Does vaccination prevent infection?
no Similar to Covid, the vaccine improves the prognosis of those affected and prevents many of the symptoms, but does not sterilize.
Who can be vaccinated?
In principle, the vaccinations were only indicated in the case of direct contact with the infected. Later also for all people with risk practices: men who had several male sexual partners. However, there aren’t enough doses for everyone. 5,300 have arrived in Spain, which would not even be enough for direct contact between those infected. Another 7,000 were expected last week, which is still not enough. The Ministry of Health has not yet distributed them to the communities.
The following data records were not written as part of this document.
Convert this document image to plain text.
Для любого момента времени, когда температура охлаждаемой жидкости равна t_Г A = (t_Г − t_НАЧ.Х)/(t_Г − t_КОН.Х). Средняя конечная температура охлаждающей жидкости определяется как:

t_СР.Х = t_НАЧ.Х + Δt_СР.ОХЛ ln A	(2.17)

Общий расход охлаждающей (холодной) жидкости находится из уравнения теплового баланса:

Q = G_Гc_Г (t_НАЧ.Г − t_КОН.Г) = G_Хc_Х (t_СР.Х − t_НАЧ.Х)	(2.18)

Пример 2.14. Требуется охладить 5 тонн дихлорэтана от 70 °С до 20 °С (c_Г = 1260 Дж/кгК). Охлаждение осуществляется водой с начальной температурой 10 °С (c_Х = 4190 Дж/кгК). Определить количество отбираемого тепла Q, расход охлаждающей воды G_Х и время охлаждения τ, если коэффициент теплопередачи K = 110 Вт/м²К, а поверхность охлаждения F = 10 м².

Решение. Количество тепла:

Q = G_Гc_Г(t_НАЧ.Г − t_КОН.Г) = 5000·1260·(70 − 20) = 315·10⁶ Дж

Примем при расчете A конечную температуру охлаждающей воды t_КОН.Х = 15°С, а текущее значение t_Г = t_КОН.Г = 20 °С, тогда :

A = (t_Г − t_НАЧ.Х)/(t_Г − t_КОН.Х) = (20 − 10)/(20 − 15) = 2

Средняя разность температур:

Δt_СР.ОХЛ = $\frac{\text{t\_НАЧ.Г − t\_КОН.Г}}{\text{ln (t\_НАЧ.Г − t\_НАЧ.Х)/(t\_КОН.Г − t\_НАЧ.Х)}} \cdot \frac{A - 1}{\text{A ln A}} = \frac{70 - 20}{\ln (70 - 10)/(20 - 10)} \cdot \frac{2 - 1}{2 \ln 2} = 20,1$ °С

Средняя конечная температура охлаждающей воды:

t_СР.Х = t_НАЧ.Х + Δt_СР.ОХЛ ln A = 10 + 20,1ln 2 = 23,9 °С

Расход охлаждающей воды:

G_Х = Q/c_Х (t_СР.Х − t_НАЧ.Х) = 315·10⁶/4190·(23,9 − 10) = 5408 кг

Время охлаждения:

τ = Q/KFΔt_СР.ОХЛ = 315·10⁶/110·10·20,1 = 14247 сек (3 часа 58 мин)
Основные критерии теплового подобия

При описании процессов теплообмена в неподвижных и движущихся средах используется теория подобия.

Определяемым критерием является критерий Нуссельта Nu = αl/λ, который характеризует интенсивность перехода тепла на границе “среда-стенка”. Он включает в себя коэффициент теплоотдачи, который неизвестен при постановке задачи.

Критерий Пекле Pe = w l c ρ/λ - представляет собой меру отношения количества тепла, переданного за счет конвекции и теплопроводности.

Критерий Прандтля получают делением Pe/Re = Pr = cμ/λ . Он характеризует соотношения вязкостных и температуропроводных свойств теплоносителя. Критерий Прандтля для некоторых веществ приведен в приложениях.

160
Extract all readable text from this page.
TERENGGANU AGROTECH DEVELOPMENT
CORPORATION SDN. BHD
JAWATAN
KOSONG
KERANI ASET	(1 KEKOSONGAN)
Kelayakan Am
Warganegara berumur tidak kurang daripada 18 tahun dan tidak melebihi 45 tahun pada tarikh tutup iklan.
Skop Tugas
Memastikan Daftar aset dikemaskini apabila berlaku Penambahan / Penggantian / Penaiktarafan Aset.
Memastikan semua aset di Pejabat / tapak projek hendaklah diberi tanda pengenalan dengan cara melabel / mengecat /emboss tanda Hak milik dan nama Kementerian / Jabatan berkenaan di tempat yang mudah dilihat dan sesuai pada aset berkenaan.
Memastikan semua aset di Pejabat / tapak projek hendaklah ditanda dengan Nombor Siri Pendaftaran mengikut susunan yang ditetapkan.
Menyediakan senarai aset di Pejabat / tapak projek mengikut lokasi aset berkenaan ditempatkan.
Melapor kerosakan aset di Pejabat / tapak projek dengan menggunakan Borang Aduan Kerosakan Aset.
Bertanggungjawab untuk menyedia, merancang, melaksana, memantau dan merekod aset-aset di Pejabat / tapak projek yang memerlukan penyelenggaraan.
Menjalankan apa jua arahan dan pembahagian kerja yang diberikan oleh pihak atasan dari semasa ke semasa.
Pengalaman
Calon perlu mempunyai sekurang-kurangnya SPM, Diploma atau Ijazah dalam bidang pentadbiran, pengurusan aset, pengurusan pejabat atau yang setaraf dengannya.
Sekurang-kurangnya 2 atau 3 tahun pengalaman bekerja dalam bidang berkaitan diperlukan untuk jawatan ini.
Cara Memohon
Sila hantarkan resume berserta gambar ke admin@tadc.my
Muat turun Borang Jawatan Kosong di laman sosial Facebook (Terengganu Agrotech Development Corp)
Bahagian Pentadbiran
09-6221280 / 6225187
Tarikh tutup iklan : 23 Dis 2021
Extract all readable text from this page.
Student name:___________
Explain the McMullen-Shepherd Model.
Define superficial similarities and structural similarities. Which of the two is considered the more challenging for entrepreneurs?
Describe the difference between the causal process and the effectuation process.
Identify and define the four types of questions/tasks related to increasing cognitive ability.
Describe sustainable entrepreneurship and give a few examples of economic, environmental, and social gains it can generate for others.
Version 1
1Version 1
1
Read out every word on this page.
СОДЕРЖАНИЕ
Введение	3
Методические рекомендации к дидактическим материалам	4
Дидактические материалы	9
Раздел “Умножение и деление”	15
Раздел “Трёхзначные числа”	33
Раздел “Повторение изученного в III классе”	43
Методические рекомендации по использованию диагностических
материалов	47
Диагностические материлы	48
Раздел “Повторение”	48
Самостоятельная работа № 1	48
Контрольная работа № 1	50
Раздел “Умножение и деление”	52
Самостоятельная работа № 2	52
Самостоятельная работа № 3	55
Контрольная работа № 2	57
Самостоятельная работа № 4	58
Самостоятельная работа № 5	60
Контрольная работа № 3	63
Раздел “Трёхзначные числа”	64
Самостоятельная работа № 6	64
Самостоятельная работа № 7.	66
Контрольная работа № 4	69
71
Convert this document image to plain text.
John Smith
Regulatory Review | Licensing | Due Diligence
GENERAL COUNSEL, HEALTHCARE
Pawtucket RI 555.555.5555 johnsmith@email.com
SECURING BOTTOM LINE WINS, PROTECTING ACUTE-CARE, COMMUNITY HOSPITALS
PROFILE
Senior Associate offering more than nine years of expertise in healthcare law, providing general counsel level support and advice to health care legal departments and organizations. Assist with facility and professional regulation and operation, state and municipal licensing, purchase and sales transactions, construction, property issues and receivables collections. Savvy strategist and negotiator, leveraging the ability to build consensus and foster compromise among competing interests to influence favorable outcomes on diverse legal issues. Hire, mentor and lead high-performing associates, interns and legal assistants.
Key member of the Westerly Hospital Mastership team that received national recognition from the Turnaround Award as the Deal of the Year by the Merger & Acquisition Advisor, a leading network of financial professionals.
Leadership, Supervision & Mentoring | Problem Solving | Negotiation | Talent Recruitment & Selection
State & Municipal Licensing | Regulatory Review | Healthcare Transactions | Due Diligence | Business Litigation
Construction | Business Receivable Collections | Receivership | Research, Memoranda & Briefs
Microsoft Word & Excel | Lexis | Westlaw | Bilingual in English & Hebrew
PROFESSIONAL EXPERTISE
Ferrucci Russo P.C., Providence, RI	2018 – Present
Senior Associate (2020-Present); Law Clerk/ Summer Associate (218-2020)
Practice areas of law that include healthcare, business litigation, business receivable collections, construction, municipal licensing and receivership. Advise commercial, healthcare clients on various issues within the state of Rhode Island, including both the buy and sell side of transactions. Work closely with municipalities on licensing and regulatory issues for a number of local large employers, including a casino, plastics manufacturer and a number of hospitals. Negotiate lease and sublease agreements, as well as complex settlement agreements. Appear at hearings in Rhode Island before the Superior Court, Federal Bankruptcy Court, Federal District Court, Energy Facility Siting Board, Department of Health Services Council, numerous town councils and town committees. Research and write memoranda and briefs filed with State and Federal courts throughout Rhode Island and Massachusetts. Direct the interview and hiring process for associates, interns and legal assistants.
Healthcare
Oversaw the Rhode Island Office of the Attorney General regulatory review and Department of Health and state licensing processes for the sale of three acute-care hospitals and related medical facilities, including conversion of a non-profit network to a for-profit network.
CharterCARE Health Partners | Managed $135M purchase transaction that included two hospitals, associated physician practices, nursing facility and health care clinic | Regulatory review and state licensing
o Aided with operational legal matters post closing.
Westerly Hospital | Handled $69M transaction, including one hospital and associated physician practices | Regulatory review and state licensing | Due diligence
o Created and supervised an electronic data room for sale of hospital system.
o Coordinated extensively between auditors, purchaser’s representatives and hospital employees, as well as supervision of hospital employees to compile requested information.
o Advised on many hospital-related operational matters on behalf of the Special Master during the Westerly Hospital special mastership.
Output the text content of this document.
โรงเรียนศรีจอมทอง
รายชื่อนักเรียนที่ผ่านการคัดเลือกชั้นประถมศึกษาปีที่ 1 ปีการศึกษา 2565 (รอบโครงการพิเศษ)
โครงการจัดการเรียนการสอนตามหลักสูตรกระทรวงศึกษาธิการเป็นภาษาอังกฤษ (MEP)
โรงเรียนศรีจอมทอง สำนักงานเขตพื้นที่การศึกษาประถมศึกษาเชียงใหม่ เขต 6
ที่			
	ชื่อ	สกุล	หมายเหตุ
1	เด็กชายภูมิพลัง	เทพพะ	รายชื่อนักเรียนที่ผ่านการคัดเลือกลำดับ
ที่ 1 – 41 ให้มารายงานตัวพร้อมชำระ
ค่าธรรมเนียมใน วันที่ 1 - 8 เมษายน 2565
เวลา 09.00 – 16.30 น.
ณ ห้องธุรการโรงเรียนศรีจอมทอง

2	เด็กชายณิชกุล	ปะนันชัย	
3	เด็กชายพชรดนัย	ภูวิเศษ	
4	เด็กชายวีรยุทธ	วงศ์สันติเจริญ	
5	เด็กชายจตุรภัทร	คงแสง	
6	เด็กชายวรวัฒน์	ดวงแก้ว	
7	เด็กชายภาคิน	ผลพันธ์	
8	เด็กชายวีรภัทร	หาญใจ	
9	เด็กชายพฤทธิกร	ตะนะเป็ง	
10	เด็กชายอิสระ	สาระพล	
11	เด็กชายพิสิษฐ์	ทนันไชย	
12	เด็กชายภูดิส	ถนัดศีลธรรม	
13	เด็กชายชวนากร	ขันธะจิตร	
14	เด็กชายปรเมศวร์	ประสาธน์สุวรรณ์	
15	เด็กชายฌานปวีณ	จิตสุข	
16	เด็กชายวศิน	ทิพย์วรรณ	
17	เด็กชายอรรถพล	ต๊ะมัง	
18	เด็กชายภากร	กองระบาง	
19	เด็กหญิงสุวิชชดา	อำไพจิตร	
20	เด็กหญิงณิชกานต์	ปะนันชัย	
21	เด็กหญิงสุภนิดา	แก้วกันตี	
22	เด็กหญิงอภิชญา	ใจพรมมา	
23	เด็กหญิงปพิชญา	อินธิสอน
Both Madrid and Catalonia have enabled vaccination services by appointment for this group, but this shortage is proving very difficult to access one.
How long is the incubation period of the virus?
In this outbreak, incubation lasts about a week, compared to 15 to 22 days reported in the Democratic Republic of the Congo. For some experts, this means that post-exposure vaccination of close contacts of infected people does not make sense because there is not enough time for an immune response. According to this thesis, all efforts should be aimed at preventively vaccinating people with risky practices.
How can a person be protected?
In addition to the vaccine, which is not available to everyone, the WHO recommends paying very close attention to the symptoms described above in order to detect the disease as soon as possible and asks people who show signs of the disease to isolate themselves, to not spread the virus. He has also advised men who have sex with men to reduce the number of their sexual partners. This has outraged the LGTBI community in Spain, who feel marginalized. The state coordinator for HIV and AIDS (Cesida) also thinks this is the wrong message. It is appropriate, they explain to EL PAÍS, to issue a general warning to the entire population that a high number of sexual partners can increase the risk of infection without focusing on a specific group, which “can lead to a stigma similar like three decades ago with HIV.”
How many cases have been discovered?
Globally, 30,638 cases have been reported so far, including 5,162 in Spain, the country with the most diagnoses per capita in the world and second in absolute terms after the United States (8,934), according to figures presented Tuesday by the CCAES. The cases reported in Spain come from the 17 autonomous communities, but two-thirds of the total (3,453) were recorded in Madrid and Catalonia.
Why has the WHO declared the outbreak an international public health emergency?
The WHO message is that the virus can be controlled with vigilance, tracing infections and breaking the chains of transmission. But that’s not what happens. Although the virus does not show an exponential explosion like the Covid did, it does not stop growing. It’s difficult to find contacts precisely because of the stigma that can come with it and the anonymity that comes with many risky relationships. Despite the fact that WHO advisers were largely opposed to declaring a state of emergency, its director-general, Tedros Adhanom Ghebreyesus, opted to do so because of the inaction he saw in some countries. One of the measures recommended by the agency is to limit international travel to people with symptoms of the disease, which has already spread to more than 75 countries.